What causes glaucoma?
The eye constantly produces aqueous, the clear fluid that fills the anterior chamber (the space between the cornea and iris). The aqueous filters out of the anterior chamber through a complex drainage system. The delicate balance between the production and drainage of aqueous determines the eye’s intraocular pressure (IOP). Most people’s IOPs fall between 8 and 21. However, some eyes can tolerate higher pressures than others. That’s why it may be normal for one person to have a higher pressure than another.

Detection and Diagnosis
Because glaucoma does not cause symptoms in most cases; those who are 40 or older should have an annual examination including a measurement of the intraocular pressure. Those who are glaucoma suspects may need additional testing. The glaucoma evaluation has several components. In addition to measuring the intraocular pressure, the doctor will also evaluate the health of the optic nerve (ophthalmoscopy), test the peripheral vision (visual field test), and examine the structures in the front of the eye with a special lens (gonioscopy) before making a diagnosis.

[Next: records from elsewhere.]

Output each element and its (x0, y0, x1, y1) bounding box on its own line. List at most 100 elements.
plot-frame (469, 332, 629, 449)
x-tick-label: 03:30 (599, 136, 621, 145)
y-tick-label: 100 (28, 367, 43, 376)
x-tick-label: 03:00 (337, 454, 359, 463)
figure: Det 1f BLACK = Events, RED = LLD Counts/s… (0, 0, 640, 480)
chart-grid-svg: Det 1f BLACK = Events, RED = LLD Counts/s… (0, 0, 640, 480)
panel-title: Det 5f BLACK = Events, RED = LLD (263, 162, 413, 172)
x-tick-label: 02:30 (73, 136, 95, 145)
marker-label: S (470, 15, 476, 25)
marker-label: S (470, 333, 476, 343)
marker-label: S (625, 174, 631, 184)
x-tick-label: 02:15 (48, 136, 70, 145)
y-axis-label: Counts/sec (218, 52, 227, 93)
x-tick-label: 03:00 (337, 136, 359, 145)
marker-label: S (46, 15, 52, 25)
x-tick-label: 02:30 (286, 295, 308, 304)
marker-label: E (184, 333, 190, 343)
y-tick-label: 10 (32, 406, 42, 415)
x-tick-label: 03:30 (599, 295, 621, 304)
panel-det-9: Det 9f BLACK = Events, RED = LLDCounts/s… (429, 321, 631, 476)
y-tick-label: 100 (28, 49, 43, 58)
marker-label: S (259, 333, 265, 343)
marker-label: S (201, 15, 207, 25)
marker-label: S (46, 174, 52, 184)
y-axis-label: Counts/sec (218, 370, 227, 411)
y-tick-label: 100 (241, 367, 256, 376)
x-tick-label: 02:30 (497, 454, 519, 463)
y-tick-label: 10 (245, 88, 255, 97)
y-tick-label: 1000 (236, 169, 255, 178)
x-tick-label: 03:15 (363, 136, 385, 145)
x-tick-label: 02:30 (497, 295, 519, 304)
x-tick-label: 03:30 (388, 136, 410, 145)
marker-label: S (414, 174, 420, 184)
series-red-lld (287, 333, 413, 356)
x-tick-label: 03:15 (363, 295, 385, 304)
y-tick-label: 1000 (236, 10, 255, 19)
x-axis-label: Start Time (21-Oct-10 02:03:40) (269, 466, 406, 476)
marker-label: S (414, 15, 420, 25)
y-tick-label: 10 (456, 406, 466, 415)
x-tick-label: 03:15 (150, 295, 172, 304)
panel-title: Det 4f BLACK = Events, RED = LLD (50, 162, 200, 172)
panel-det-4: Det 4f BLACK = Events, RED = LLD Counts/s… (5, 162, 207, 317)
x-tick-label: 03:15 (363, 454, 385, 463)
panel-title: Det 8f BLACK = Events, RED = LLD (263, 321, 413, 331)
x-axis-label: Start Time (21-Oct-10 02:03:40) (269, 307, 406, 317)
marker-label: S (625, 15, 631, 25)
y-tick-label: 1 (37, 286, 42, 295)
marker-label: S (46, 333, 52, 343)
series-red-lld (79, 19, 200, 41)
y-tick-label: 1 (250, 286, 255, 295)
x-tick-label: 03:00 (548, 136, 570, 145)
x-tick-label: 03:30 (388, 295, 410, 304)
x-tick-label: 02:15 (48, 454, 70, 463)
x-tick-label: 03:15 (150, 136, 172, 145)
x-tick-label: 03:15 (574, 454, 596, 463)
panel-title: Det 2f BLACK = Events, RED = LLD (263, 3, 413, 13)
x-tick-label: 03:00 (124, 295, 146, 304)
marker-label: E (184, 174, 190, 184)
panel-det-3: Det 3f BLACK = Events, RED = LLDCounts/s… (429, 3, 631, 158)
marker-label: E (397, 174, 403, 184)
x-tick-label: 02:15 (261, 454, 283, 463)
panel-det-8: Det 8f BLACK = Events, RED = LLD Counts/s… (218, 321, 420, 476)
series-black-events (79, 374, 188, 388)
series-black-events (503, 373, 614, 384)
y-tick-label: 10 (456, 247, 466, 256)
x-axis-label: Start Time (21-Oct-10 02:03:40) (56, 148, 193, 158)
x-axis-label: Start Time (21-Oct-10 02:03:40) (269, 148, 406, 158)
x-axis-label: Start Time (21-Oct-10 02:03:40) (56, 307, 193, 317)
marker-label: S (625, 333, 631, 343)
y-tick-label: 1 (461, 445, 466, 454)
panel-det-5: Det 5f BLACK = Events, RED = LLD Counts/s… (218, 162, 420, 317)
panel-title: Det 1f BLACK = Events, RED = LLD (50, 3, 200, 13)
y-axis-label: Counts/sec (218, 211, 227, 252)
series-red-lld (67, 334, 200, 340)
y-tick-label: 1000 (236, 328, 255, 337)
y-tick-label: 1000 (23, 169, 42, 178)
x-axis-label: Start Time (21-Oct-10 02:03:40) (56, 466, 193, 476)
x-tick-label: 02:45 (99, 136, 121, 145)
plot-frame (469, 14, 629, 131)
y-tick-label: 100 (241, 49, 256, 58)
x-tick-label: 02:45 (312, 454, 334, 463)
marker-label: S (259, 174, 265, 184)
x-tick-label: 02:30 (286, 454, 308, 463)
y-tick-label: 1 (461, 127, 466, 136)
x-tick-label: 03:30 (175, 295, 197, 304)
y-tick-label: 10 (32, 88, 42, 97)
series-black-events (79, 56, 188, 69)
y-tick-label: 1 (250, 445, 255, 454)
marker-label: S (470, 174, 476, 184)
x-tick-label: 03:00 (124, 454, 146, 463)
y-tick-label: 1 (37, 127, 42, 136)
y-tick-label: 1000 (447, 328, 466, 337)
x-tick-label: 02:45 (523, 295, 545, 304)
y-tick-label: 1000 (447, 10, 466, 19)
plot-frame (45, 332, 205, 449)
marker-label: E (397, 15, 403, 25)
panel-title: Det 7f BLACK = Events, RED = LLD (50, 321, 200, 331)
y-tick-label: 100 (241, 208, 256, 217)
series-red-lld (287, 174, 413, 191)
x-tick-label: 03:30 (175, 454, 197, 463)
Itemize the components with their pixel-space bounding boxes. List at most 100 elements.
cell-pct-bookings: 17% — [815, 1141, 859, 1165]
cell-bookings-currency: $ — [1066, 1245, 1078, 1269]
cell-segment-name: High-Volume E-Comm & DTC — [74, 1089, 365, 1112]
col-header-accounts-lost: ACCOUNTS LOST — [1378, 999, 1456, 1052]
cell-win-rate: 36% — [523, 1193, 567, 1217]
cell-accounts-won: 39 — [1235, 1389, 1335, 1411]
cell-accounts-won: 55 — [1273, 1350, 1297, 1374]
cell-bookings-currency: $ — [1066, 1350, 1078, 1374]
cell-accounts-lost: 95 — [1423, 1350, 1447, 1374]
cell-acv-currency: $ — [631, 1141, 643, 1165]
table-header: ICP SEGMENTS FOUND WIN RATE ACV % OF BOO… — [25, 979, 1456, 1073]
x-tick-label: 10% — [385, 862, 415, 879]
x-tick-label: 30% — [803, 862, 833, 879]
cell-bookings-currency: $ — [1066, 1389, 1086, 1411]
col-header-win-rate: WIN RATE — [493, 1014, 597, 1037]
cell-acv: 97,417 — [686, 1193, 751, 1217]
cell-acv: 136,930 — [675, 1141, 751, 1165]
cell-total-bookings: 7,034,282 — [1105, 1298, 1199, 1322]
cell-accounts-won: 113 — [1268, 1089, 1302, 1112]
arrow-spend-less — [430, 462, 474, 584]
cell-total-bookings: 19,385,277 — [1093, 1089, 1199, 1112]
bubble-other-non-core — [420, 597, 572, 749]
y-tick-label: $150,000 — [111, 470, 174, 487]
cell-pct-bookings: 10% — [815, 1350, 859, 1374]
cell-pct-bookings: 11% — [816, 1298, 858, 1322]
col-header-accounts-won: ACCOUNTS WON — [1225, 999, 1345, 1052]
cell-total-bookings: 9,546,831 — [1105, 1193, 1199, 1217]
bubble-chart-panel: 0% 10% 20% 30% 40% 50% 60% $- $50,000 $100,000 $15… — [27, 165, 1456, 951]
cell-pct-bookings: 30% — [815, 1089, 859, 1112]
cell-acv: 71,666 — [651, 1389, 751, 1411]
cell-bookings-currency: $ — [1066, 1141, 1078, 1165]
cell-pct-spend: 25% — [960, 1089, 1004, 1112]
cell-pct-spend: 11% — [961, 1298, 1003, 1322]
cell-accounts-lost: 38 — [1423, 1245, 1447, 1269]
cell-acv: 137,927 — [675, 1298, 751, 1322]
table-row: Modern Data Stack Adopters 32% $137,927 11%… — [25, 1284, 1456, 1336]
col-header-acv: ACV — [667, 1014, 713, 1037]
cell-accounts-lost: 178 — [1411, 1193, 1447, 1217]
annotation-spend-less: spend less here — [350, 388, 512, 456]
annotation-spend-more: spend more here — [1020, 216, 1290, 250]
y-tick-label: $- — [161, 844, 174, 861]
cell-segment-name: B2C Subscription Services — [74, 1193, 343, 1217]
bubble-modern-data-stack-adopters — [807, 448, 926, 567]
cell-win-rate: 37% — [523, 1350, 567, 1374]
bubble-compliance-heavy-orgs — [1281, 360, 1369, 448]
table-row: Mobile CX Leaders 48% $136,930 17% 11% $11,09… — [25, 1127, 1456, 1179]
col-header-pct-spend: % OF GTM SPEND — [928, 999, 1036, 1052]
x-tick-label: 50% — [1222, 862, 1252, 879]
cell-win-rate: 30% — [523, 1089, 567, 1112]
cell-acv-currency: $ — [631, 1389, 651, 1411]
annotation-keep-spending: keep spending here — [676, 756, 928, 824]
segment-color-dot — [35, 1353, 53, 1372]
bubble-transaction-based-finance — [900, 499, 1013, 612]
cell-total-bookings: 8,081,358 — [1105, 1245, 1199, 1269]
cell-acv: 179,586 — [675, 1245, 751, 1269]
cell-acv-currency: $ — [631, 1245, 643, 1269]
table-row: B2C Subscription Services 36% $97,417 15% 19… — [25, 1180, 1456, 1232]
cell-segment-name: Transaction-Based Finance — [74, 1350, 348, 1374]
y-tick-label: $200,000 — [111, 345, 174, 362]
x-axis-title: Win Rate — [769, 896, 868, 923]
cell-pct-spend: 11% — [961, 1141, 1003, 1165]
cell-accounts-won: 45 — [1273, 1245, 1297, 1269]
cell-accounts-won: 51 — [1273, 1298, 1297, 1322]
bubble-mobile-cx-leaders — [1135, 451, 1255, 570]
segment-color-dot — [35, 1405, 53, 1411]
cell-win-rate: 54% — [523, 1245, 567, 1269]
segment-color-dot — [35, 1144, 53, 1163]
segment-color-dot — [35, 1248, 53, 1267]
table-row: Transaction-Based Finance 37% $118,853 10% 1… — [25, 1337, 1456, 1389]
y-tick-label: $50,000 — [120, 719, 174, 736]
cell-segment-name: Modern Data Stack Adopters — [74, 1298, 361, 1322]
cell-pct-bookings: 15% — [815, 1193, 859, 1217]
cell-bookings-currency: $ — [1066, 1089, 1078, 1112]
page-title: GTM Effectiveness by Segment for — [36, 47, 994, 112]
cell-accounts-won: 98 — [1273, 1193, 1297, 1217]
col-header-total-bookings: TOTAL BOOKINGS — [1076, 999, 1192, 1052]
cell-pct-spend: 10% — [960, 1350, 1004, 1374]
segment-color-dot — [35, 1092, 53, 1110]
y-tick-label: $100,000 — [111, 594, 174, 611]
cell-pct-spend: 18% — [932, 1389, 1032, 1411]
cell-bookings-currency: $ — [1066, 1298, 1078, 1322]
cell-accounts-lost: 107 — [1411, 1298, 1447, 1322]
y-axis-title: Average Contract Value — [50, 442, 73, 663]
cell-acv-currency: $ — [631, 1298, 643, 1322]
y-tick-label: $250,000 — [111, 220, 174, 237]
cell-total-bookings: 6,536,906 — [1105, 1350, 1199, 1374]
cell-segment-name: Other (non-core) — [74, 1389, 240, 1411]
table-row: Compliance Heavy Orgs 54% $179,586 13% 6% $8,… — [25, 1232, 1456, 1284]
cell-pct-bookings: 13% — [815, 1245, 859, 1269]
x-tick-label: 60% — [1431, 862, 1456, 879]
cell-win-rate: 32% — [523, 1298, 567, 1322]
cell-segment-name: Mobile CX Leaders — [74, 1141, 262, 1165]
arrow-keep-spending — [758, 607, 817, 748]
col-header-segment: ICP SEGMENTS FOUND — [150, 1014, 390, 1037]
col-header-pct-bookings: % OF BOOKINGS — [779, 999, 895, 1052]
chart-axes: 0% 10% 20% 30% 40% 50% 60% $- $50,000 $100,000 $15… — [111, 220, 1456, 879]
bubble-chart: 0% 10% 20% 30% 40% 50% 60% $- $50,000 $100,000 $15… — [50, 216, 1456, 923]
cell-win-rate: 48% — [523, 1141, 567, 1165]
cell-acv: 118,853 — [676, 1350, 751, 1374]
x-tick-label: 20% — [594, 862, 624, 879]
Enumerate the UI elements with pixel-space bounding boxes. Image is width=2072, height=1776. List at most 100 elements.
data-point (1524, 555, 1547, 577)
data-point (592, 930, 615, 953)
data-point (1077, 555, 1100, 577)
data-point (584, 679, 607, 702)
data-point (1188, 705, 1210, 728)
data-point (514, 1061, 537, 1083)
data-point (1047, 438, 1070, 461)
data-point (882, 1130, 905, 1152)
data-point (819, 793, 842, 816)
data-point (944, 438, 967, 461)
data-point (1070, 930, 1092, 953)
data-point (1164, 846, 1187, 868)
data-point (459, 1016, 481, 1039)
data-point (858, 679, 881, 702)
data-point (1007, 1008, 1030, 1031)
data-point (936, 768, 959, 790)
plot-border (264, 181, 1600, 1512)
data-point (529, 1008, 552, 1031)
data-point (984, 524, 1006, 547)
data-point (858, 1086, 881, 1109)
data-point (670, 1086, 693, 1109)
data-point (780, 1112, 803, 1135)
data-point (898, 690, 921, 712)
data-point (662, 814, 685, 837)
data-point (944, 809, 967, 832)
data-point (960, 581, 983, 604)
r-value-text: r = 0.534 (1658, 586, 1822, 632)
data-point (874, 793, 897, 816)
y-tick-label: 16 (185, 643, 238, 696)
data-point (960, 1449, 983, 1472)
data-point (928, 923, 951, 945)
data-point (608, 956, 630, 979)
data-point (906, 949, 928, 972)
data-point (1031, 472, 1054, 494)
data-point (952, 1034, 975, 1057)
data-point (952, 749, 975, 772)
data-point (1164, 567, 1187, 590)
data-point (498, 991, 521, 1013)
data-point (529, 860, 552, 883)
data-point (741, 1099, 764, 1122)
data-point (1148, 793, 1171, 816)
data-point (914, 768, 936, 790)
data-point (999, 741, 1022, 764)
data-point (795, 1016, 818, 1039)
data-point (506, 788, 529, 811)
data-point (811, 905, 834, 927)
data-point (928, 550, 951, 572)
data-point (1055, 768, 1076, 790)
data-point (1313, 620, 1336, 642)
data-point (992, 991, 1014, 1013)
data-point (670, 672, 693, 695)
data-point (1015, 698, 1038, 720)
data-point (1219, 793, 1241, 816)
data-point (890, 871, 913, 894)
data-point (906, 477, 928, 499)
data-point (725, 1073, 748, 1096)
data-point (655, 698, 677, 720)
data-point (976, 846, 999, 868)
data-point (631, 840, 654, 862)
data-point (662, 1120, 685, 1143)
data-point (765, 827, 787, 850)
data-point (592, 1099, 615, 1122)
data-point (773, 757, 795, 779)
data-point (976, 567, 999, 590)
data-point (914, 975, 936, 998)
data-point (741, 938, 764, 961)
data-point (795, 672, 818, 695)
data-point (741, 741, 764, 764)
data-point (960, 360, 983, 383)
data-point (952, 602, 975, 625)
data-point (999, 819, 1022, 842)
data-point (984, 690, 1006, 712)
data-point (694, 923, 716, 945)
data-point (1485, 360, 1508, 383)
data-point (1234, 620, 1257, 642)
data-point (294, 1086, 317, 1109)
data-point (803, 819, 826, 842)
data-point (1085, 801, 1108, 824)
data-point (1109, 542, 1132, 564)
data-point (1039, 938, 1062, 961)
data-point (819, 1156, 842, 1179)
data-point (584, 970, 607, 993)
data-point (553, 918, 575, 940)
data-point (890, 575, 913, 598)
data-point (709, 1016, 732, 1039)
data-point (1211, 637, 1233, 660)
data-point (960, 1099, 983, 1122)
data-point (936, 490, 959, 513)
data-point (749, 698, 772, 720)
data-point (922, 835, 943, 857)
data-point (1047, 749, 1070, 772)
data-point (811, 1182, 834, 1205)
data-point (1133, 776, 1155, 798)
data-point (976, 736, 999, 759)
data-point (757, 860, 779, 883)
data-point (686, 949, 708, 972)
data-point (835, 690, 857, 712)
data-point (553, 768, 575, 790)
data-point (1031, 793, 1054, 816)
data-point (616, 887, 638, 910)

The doctor evaluates the optic nerve and grades its health by noting the cup to disc ratio. This is simply a comparison of the cup (the depressed area in the center of the nerve) to the entire diameter of the optic nerve. As glaucoma progresses, the area of cupping, or depression, increases. Therefore, a patient with a higher ratio has more damage.

The progression of glaucoma is monitored with a visual field test. This test maps the peripheral vision, allowing the doctor to determine the extent of vision loss from glaucoma and a measure of the effectiveness of the treatment. The visual field test is periodically repeated to verify that the intraocular pressure is being adequately controlled.

The structures in the front of the eye are normally difficult to see without the help of a special gonioscopy lens. This special mirrored contact lens allows the doctor to examine the anterior chamber and the eye’s drainage system.

Treatment
Most patients with glaucoma require only medication to control the eye pressure. Sometimes, several medications that complement each other are necessary to reduce the pressure adequately.

Surgery is indicated when medical treatment fails to lower the pressure satisfactorily. There are several types of procedures, some involve laser and can be done in the office, and others must be performed in the operating room. The objective of any glaucoma operation is to allow fluid to drain from the eye more efficiently.